British director Stephen Daldry, of Billy Elliot and The Reader fame, won the Rome Film Festival’s top prize on Saturday with his adventure thriller Trash set in Brazilian slums.

The film about children who forage in landfills for a living until they come across a wallet and key sought after by a corrupt police officer edged out 17 other contenders at the ninth edition of the festival, with prizes decided for the first time by the viewing public.

Starring a trio of youngsters with no previous acting experience, the film sees the boys race to try and solve the riddle before the police can, helped along by an American priest and an aid worker, played by Martin Sheen and Rooney Mara. The film was also screened at the ongoing Abu Dhabi Film Festival.

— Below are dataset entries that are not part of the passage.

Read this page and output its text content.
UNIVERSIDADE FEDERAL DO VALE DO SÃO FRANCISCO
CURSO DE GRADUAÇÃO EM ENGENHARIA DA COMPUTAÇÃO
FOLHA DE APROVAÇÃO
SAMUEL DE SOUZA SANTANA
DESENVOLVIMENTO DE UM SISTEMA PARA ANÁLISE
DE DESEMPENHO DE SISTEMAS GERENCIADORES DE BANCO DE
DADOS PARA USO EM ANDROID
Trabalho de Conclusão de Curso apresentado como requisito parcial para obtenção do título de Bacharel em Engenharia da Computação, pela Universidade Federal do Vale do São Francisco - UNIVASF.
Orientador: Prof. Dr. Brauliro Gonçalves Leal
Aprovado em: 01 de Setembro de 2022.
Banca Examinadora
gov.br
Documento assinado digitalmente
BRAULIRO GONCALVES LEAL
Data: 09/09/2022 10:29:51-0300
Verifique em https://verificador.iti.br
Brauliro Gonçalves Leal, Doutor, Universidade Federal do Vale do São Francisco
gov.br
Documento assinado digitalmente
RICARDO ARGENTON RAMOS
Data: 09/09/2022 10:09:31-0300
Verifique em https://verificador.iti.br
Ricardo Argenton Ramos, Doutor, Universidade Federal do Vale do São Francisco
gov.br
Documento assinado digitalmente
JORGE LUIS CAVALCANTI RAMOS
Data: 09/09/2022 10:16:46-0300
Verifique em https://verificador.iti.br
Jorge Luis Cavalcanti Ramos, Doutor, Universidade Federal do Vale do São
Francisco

Richard Curtis, the man behind Four Weddings and a Funeral and Notting Hill, wrote the script, based on Andy Mulligan’s novel of the same name.

Chinese director Xu Ang scooped the People’s Choice Award for Cinema Today with his latest film 12 Citizens, inspired by the 1957 Hollywood classic Twelve Angry Men.

The Genre Award went to Haider, a 2014 Hindi drama directed by Vishal Bhardwaj, who completes his Shakespearean trilogy with this flick, a modern-day adaptation of Hamlet, set against the Kashmir conflicts of 1995.

The annual festival this year hosted 51 feature-length films from 21 countries, 24 of them making their international premieres.

Festival-goers were asked to vote for the top awards for the first time this year in a bid to cut down the cash-strapped festival’s expenses.